In wireless network optimization, we often look at RF KPIs first:
RSRP
RSRQ
SINR
RSSI
Ec/No
These indicators tell us how good the radio signal is.
But here’s a common question:
Why do users still complain, even when RF KPIs look good?
RF KPIs answer only one question:
“Is the signal good?”
They do NOT fully answer:
Can a call be set up successfully?
Does a web page load fast?
Can a video play smoothly without buffering?
This is where Service Testing becomes critical.
What Is Service Testing?
Service Testing evaluates real user behaviors over the network, such as:
Connecting to a service
Loading a web page
Uploading / downloading data
Streaming video content
Instead of measuring only signal quality, it measures end-to-end service performance.
Typical Service Tests & KPIs (Examples)
Connectivity & Responsiveness
Ping delay
Data Performance
Average upload speed
Average download speed
Web Experience
Web page loading time
Failed %
Video Experience (e.g.

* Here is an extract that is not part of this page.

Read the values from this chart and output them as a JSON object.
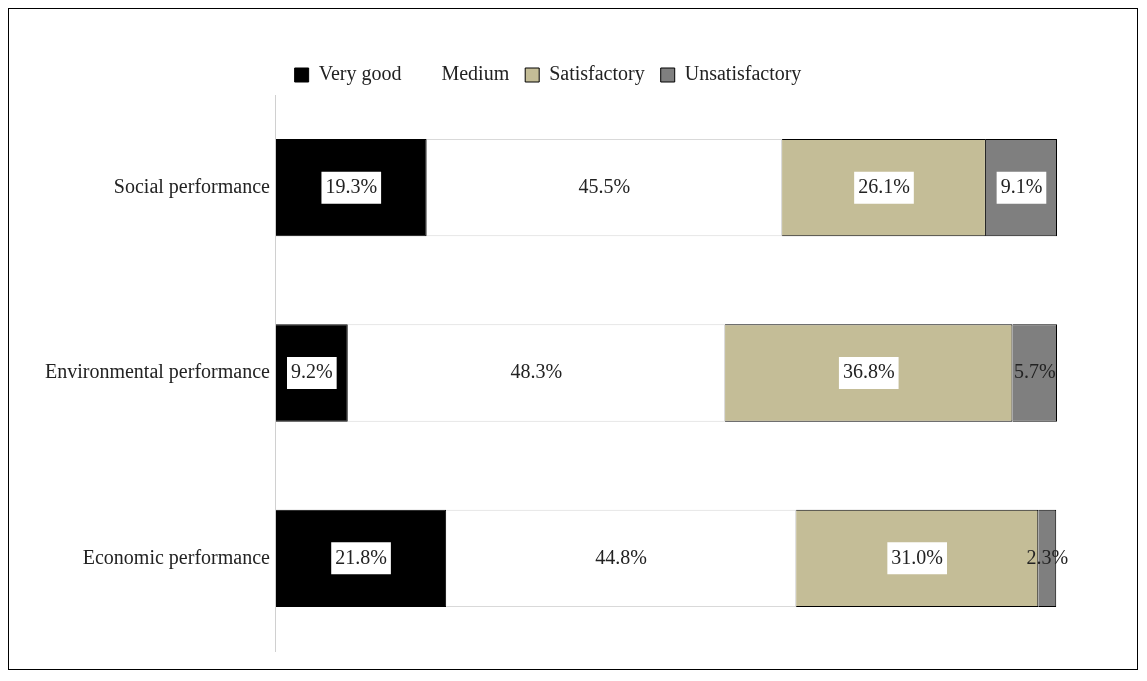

YouTube)
Video connection time
Playback success rate
Video resolution
Buffering count & buffering duration
These KPIs directly reflect what users actually feel.

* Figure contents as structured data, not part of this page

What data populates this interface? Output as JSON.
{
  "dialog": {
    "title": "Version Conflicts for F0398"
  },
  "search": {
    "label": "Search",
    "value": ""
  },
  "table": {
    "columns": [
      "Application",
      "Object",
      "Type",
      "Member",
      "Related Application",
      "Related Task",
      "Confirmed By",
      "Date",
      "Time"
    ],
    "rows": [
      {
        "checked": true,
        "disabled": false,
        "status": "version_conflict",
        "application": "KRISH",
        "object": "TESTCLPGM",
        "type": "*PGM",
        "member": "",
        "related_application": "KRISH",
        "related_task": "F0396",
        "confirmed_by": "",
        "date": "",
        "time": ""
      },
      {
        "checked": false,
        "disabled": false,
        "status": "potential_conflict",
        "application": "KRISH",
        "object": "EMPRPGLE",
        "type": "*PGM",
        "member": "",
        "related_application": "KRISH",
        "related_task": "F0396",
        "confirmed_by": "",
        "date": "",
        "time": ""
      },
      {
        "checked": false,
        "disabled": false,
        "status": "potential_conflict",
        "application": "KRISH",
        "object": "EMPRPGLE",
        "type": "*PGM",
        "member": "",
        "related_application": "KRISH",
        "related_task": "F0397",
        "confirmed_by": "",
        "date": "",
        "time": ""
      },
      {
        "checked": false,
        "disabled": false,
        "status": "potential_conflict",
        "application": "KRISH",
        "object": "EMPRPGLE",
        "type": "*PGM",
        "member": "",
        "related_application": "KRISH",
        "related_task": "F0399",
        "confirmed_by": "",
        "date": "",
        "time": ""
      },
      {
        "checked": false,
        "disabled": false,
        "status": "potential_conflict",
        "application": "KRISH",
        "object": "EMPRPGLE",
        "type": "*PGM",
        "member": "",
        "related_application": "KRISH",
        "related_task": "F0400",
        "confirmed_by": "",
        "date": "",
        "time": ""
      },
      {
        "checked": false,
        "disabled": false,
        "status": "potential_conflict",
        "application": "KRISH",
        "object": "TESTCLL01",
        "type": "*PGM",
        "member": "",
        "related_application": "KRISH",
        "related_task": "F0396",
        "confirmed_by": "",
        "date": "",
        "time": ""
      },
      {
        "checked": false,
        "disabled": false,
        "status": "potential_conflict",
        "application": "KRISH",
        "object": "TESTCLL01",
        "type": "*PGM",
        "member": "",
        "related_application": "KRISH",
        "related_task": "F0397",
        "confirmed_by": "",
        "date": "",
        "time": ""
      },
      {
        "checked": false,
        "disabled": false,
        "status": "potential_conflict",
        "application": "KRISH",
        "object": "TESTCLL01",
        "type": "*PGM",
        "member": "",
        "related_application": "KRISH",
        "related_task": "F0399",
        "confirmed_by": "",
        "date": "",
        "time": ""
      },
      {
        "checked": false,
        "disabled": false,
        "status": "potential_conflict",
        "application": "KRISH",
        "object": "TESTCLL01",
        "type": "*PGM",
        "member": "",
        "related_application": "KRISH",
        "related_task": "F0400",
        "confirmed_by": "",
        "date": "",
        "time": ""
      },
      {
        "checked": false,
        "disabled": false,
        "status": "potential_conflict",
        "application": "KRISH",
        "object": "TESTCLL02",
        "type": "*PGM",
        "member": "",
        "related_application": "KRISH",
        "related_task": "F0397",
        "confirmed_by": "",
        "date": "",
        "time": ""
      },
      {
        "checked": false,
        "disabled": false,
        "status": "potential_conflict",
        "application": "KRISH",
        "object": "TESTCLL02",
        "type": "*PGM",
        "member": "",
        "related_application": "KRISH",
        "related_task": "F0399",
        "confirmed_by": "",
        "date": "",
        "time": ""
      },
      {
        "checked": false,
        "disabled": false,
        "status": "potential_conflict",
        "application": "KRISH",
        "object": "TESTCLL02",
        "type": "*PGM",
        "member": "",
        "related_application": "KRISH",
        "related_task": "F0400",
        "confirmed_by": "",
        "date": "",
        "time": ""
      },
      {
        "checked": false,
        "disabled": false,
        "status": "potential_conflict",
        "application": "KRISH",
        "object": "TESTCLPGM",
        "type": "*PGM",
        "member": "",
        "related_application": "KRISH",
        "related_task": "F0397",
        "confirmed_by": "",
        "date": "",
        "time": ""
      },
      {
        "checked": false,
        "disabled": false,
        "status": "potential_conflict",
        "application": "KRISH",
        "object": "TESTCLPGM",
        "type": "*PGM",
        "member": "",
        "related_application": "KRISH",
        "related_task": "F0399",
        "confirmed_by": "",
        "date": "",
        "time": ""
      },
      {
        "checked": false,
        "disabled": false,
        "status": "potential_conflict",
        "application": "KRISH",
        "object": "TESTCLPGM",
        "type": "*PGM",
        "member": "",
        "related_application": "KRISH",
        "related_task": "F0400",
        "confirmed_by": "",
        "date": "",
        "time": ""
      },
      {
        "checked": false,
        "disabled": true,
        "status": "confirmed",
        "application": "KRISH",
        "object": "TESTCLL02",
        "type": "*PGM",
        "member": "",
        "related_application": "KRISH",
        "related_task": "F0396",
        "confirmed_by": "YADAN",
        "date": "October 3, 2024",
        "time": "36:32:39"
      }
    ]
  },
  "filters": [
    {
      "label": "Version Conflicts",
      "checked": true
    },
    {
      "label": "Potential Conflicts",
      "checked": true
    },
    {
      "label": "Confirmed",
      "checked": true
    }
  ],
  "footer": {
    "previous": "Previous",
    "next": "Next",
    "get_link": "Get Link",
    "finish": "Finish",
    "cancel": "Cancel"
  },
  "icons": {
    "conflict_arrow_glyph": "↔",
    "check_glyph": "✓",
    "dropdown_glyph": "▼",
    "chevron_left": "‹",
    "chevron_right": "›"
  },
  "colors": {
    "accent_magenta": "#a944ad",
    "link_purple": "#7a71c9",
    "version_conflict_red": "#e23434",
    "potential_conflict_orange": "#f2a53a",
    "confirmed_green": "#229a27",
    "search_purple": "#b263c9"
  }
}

From RF KPIs to User Experience — The Missing Link
Think of it this way:
RF KPIs are the foundation
Service KPIs are the experience outcome
Good RSRP or SINR is necessary, but not sufficient.
For example:
High SINR + high latency → web still feels slow
Good signal + unstable throughput → video still buffers
Only Service Testing can reveal these gaps.
Conclusion
If RF KPIs tell you why a network should work,
Service Testing tells you whether it actually works for users.
That’s why modern network optimization must look beyond RF, and focus on service-level KPIs tied to real user experience.